AT&T’s high-profile effort to transform its infrastructure into a software-defined environment is humming along.
At the Open Networking Summit (ONS) 2016 this week, John Donovan, chief strategy officer and group president of AT&T technology and operations, gave attendees an update on where the carrier stands with its multi-year Domain 2.0 project to embrace such technologies as software-defined networking (SDN) and network-functions virtualization (NFV) within its data centers.
In an accompanying post on the company blog March 15, Donovan wrote that AT&T is ahead of schedule in virtualizing its network, and that trials of the carrier’s CORD project—which is being used to help fuel AT&T’s fiber-optic network project—will kick off in the next few weeks. CORD (Central Office Re-architected as Data Center) was first introduced by Donovan at the ONS last year.
In addition, he gave the industry its first glimpse into ECOMP (Enhanced Control, Orchestration, Management and Policy), the software platform the carrier is using to build its cloud-based network. It’s been under development for two years and represents “one of the most challenging, complex and sophisticated software projects in AT&T’s history.”
“It’s a mouthful,” Donovan wrote. “But it’s also important. ECOMP is an infrastructure delivery platform and a scalable, comprehensive network cloud service. It provides automation of many service delivery, service assurance, performance management, fault management and SDN tasks. It is designed to work with OpenStack but is extensible to other cloud and compute environments. ECOMP is the engine that powers our software-centric network.”
AT&T and other carriers are turning to software and the cloud to make their networks more agile, scalable, cost-efficient and dynamic. A simpler, more flexible network enables them to more easily and quickly develop and deploy new services to their customers, manage the fast-growing traffic running over the networks and respond faster to changing business conditions brought on by such trends as mobility, big data and the cloud. Verizon officials almost a year ago announced they were going to adopt a software-centric approach to their network.

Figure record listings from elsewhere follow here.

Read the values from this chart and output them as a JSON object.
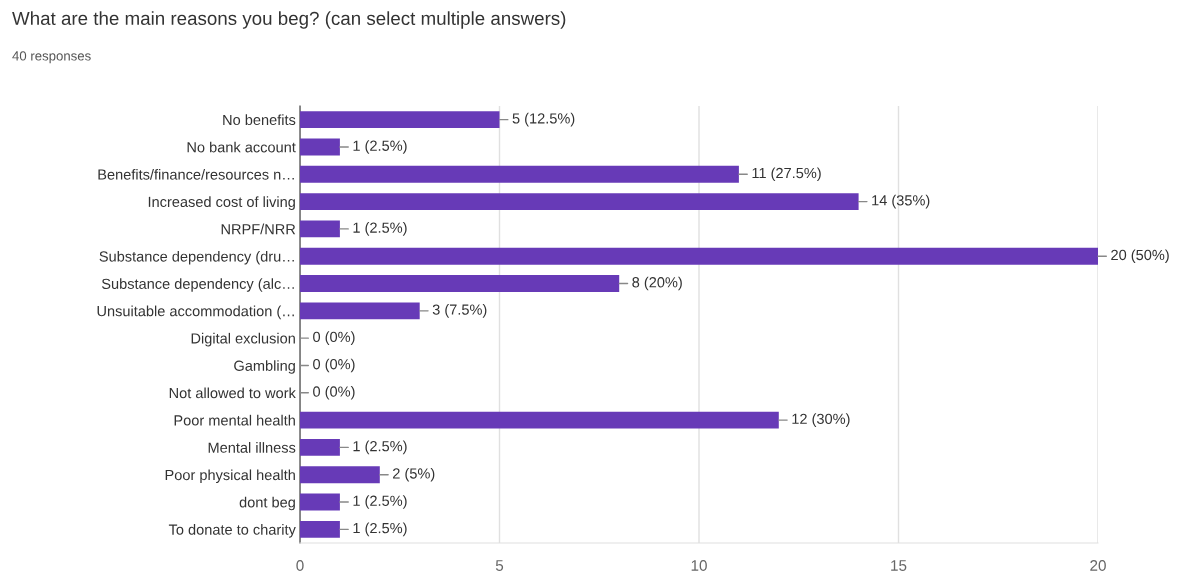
{
  "chart_data": {
    "type": "bar",
    "orientation": "horizontal",
    "title": "What are the main reasons you beg? (can select multiple answers)",
    "subtitle": "40 responses",
    "categories": [
      "No benefits",
      "No bank account",
      "Benefits/finance/resources n…",
      "Increased cost of living",
      "NRPF/NRR",
      "Substance dependency (dru…",
      "Substance dependency (alc…",
      "Unsuitable accommodation (…",
      "Digital exclusion",
      "Gambling",
      "Not allowed to work",
      "Poor mental health",
      "Mental illness",
      "Poor physical health",
      "dont beg",
      "To donate to charity"
    ],
    "values": [
      5,
      1,
      11,
      14,
      1,
      20,
      8,
      3,
      0,
      0,
      0,
      12,
      1,
      2,
      1,
      1
    ],
    "value_labels": [
      "5 (12.5%)",
      "1 (2.5%)",
      "11 (27.5%)",
      "14 (35%)",
      "1 (2.5%)",
      "20 (50%)",
      "8 (20%)",
      "3 (7.5%)",
      "0 (0%)",
      "0 (0%)",
      "0 (0%)",
      "12 (30%)",
      "1 (2.5%)",
      "2 (5%)",
      "1 (2.5%)",
      "1 (2.5%)"
    ],
    "color": "#673ab7",
    "xlim": [
      0,
      20
    ],
    "xticks": [
      0,
      5,
      10,
      15,
      20
    ],
    "grid": "x"
  }
}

In his blog post, Donovan noted that since 2007, AT&T has seen a 150,000 percent increase in mobile traffic, and that will grow 10 times by 2020. In addition, 60 percent of the total network traffic is video, with more than 114 petabytes running over the network each day.
“These facts and predictions have driven us to re-architect our network based on a new paradigm, one where our ability to scale is based more in software than in the hardware,” he wrote.
The carrier is ahead of projections regarding the virtualization of its network. AT&T officials last year said that, in 2015, 5 percent of the network would be virtualized. They beat that, bringing it in at 5.7 percent. The goal now is to hit 30 percent this year, planning to increase that to 75 percent by 2020. Currently, 14 million wireless customers are on AT&T’s fully virtualized mobile packet core, and millions more will be migrated there this year.
ECOMP grew out of a need to find a way to make all this happen, he wrote.
“One of our biggest challenges was that there was no playbook here for us to follow when it comes to virtualizing and software-controlling a Wide Area Network,” Donovan wrote. “But the technical and economic principles are sound. So, we decided to take the lead in writing the playbook for NFV/SDN deployment in the WAN. And we’re excited to start opening that playbook to developers as well as connectivity and cloud providers.”
ECOMP “is very powerful as it allows us to build our next-generation cloud-based network in a vendor-agnostic way, giving us great flexibility for deploying NFV/SDN in our network. As a model-driven platform, this framework costs less than maintaining existing network systems. And it allows us to accelerate the implementation of new services quicker than ever before.”
The carrier is now looking for input from the wider cloud and developer community. Engineers have written a white paper outlining ECOMP and want to get feedback, which will help determine where AT&T takes it. One possibility is releasing ECOMP to the open-source community, he wrote.
“We believe that one of the most important tenets of the open-source community is that you don’t just take code,” Donovan wrote. “You contribute it, as well. This collaborative spirit is a driving force in our transformation.”